More recently, for the three-month period ending March 31, revenues were $1.25 billion, compared with $930 million during 2020’s first quarter. The company logged nearly $78 million in profits, compared with a loss of $590 million a year earlier as a result.
“[Under Armour’s] demand should benefit from the current trifecta of stimulus, vaccines and light industry-wide inventory and although we wonder how large Under Armour’s long-term revenues should be (we learned last year, less can be more), we believe margin growth is very real and sustainable,” Simeon Siegel, managing director and senior retail analyst at BMO Capital Markets, wrote in a note.
The company ended the quarter with $1.3 billion in cash and cash equivalents, more than $1 billion in long-term debt and 426 stores.
The results come just a day after Under Armour agreed to pay $9 million to settle a Wells Notice from the U.S. Securities and Exchange Commission, recommending legal actions be taken against them for violating certain federal securities laws.
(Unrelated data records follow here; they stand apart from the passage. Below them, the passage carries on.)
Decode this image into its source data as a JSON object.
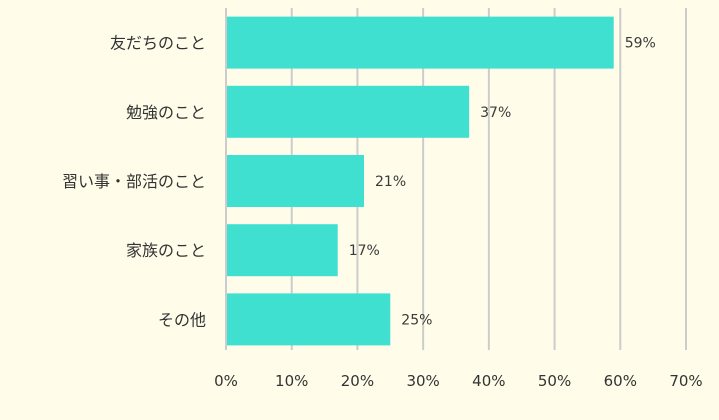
{
  "chart_data": {
    "type": "bar",
    "orientation": "horizontal",
    "categories": [
      "友だちのこと",
      "勉強のこと",
      "習い事・部活のこと",
      "家族のこと",
      "その他"
    ],
    "values": [
      59,
      37,
      21,
      17,
      25
    ],
    "data_labels": [
      "59%",
      "37%",
      "21%",
      "17%",
      "25%"
    ],
    "xlim": [
      0,
      70
    ],
    "x_ticks": [
      0,
      10,
      20,
      30,
      40,
      50,
      60,
      70
    ],
    "x_tick_labels": [
      "0%",
      "10%",
      "20%",
      "30%",
      "40%",
      "50%",
      "60%",
      "70%"
    ],
    "grid": true,
    "legend": false,
    "title": "",
    "xlabel": "",
    "ylabel": "",
    "bar_color": "#40e0d0",
    "grid_color": "#cccccc",
    "background": "#fffdea"
  }
}
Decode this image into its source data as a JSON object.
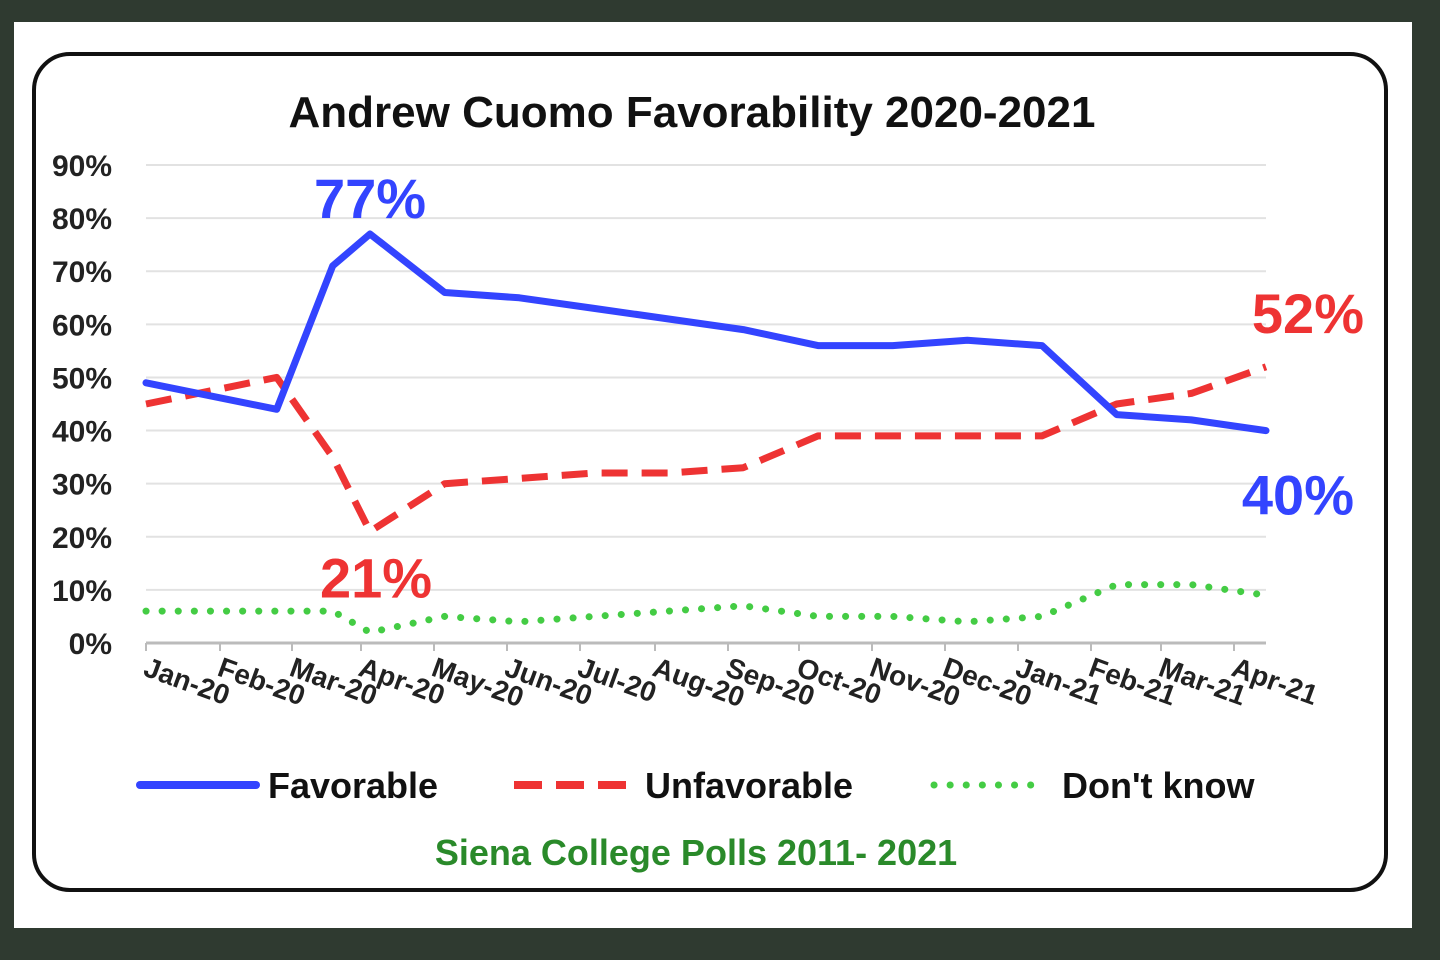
{
  "chart_data": {
    "type": "line",
    "title": "Andrew Cuomo Favorability 2020-2021",
    "source": "Siena College Polls 2011- 2021",
    "categories": [
      "Jan-20",
      "Feb-20",
      "Mar-20",
      "Apr-20",
      "May-20",
      "Jun-20",
      "Jul-20",
      "Aug-20",
      "Sep-20",
      "Oct-20",
      "Nov-20",
      "Dec-20",
      "Jan-21",
      "Feb-21",
      "Mar-21",
      "Apr-21"
    ],
    "x_positions": [
      0,
      1.75,
      2.5,
      3,
      4,
      5,
      6,
      7,
      8,
      9,
      10,
      11,
      12,
      13,
      14,
      15
    ],
    "y_ticks": [
      "0%",
      "10%",
      "20%",
      "30%",
      "40%",
      "50%",
      "60%",
      "70%",
      "80%",
      "90%"
    ],
    "ylim": [
      0,
      90
    ],
    "grid": true,
    "legend_position": "bottom",
    "series": [
      {
        "name": "Favorable",
        "color": "#3344ff",
        "style": "solid",
        "values": [
          49,
          44,
          71,
          77,
          66,
          65,
          63,
          61,
          59,
          56,
          56,
          57,
          56,
          43,
          42,
          40
        ]
      },
      {
        "name": "Unfavorable",
        "color": "#ee3333",
        "style": "dashed",
        "values": [
          45,
          50,
          35,
          21,
          30,
          31,
          32,
          32,
          33,
          39,
          39,
          39,
          39,
          45,
          47,
          52
        ]
      },
      {
        "name": "Don't know",
        "color": "#44cc44",
        "style": "dotted",
        "values": [
          6,
          6,
          6,
          2,
          5,
          4,
          5,
          6,
          7,
          5,
          5,
          4,
          5,
          11,
          11,
          9
        ]
      }
    ],
    "annotations": [
      {
        "text": "77%",
        "color": "#3344ff",
        "x": 3,
        "y": 77,
        "anchor": "above"
      },
      {
        "text": "21%",
        "color": "#ee3333",
        "x": 3,
        "y": 21,
        "anchor": "below"
      },
      {
        "text": "52%",
        "color": "#ee3333",
        "x": 15,
        "y": 52,
        "anchor": "above-right"
      },
      {
        "text": "40%",
        "color": "#3344ff",
        "x": 15,
        "y": 40,
        "anchor": "below-right"
      }
    ]
  }
}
The original notice was handed down to the company, along with two of its top executives — one of them founder Kevin Plank, along with Bergman — last July.
The Wells Notices — which are not formal charges or determinations by the SEC — stemmed from disclosures Under Armour made between the third quarter in 2015 and Dec. 31, 2016.
Plank and Bergman received the Wells Notices for allegedly pulling forward sales, or using customer sales earlier than anticipated, in the amount of some $408 million that were meant to be shipped later in an effort to boost revenues during the quarter.
Shares of Under Armour are up about 149 percent, year-over-year.